So, what is the internet doing to our brains? It's hard for me to say, because at the same time I was reading this book, I was also checking my e-mail, practicing piano, watching reruns of the RW/RR Challenge, playing through Wind Waker again, drawing some comic strips, and otherwise completing overclocking my working memory as I led an instrumentalist way of life. You might say I was reading this book...shallowly. YEEAAAAAAAAAH!!!

Wait, let me check my notes. Ok, it says here that the internet fosters 'an ecosystem of interruption technologies' (sounds right), no computer can make a new symbol on its own (no worries), our literary history 'is a side-effect of living in an environment of impoverished access' (FUCK YOU, Tolstoy), and that technology that amplifies an ability also numbs that ability (well that's true).
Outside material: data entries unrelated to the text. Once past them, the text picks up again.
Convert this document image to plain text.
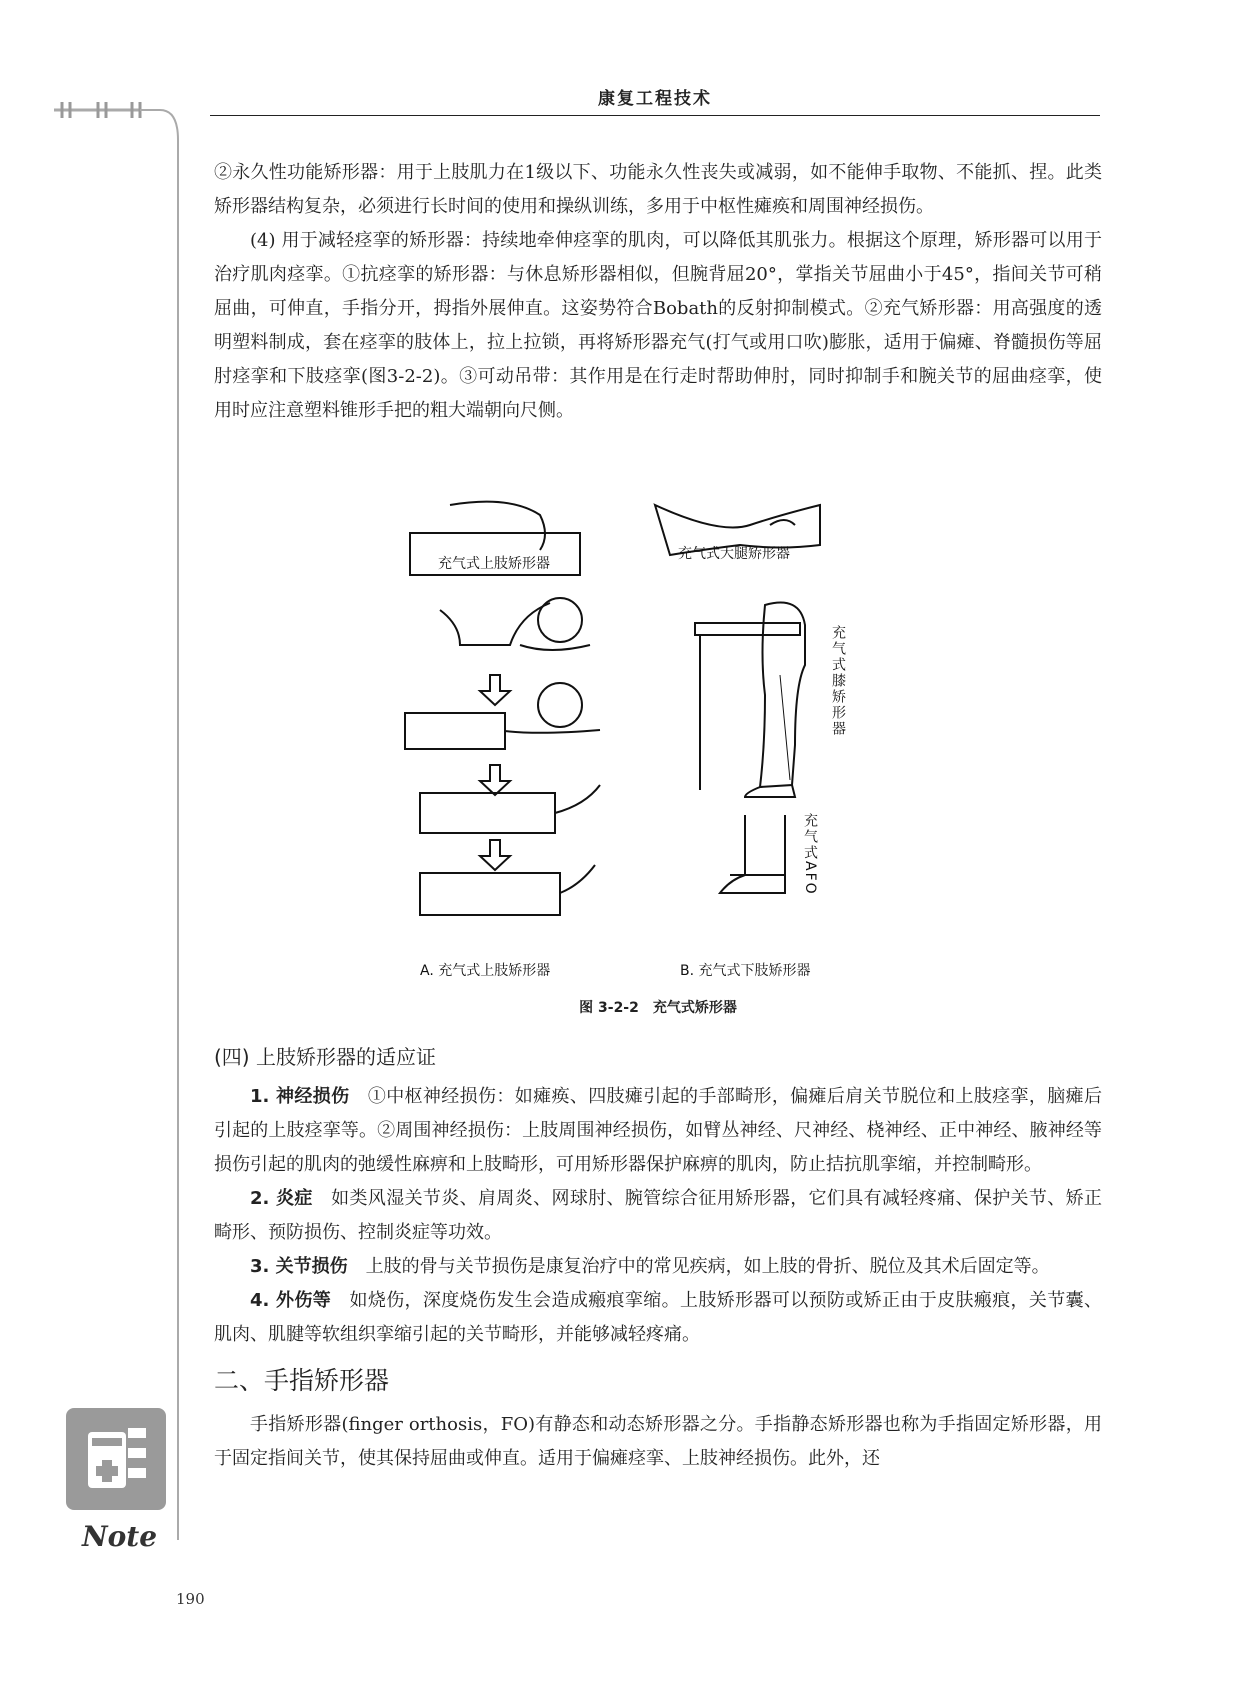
康复工程技术

②永久性功能矫形器：用于上肢肌力在1级以下、功能永久性丧失或减弱，如不能伸手取物、不能抓、捏。此类矫形器结构复杂，必须进行长时间的使用和操纵训练，多用于中枢性瘫痪和周围神经损伤。

(4) 用于减轻痉挛的矫形器：持续地牵伸痉挛的肌肉，可以降低其肌张力。根据这个原理，矫形器可以用于治疗肌肉痉挛。①抗痉挛的矫形器：与休息矫形器相似，但腕背屈20°，掌指关节屈曲小于45°，指间关节可稍屈曲，可伸直，手指分开，拇指外展伸直。这姿势符合Bobath的反射抑制模式。②充气矫形器：用高强度的透明塑料制成，套在痉挛的肢体上，拉上拉锁，再将矫形器充气(打气或用口吹)膨胀，适用于偏瘫、脊髓损伤等屈肘痉挛和下肢痉挛(图3-2-2)。③可动吊带：其作用是在行走时帮助伸肘，同时抑制手和腕关节的屈曲痉挛，使用时应注意塑料锥形手把的粗大端朝向尺侧。

充气式上肢矫形器
充气式大腿矫形器
充气式膝矫形器
充气式AFO
A. 充气式上肢矫形器	B. 充气式下肢矫形器
图 3-2-2　充气式矫形器

(四) 上肢矫形器的适应证

1. 神经损伤　 ①中枢神经损伤：如瘫痪、四肢瘫引起的手部畸形，偏瘫后肩关节脱位和上肢痉挛，脑瘫后引起的上肢痉挛等。②周围神经损伤：上肢周围神经损伤，如臂丛神经、尺神经、桡神经、正中神经、腋神经等损伤引起的肌肉的弛缓性麻痹和上肢畸形，可用矫形器保护麻痹的肌肉，防止拮抗肌挛缩，并控制畸形。

2. 炎症　 如类风湿关节炎、肩周炎、网球肘、腕管综合征用矫形器，它们具有减轻疼痛、保护关节、矫正畸形、预防损伤、控制炎症等功效。

3. 关节损伤　 上肢的骨与关节损伤是康复治疗中的常见疾病，如上肢的骨折、脱位及其术后固定等。

4. 外伤等　 如烧伤，深度烧伤发生会造成瘢痕挛缩。上肢矫形器可以预防或矫正由于皮肤瘢痕，关节囊、肌肉、肌腱等软组织挛缩引起的关节畸形，并能够减轻疼痛。

二、手指矫形器

手指矫形器(finger orthosis，FO)有静态和动态矫形器之分。手指静态矫形器也称为手指固定矫形器，用于固定指间关节，使其保持屈曲或伸直。适用于偏瘫痉挛、上肢神经损伤。此外，还

Note
190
Ultimately, what Carr decides is that using the automated systems and programs of the internet discourages individual deep thinking and contemplation. But that's okay, because the trade-off is eventually being able to 'conduct 34 conversations simultaneously across six different media.' Which is pretty good, but I think with enough practice we can get that up to 47/twelve.*

*The goal of all human labor is efficiency.**

**BZZZZT...Destroy all humans. All infovores must fuse with the Mindcore....TRANSMISSION TERMINATED.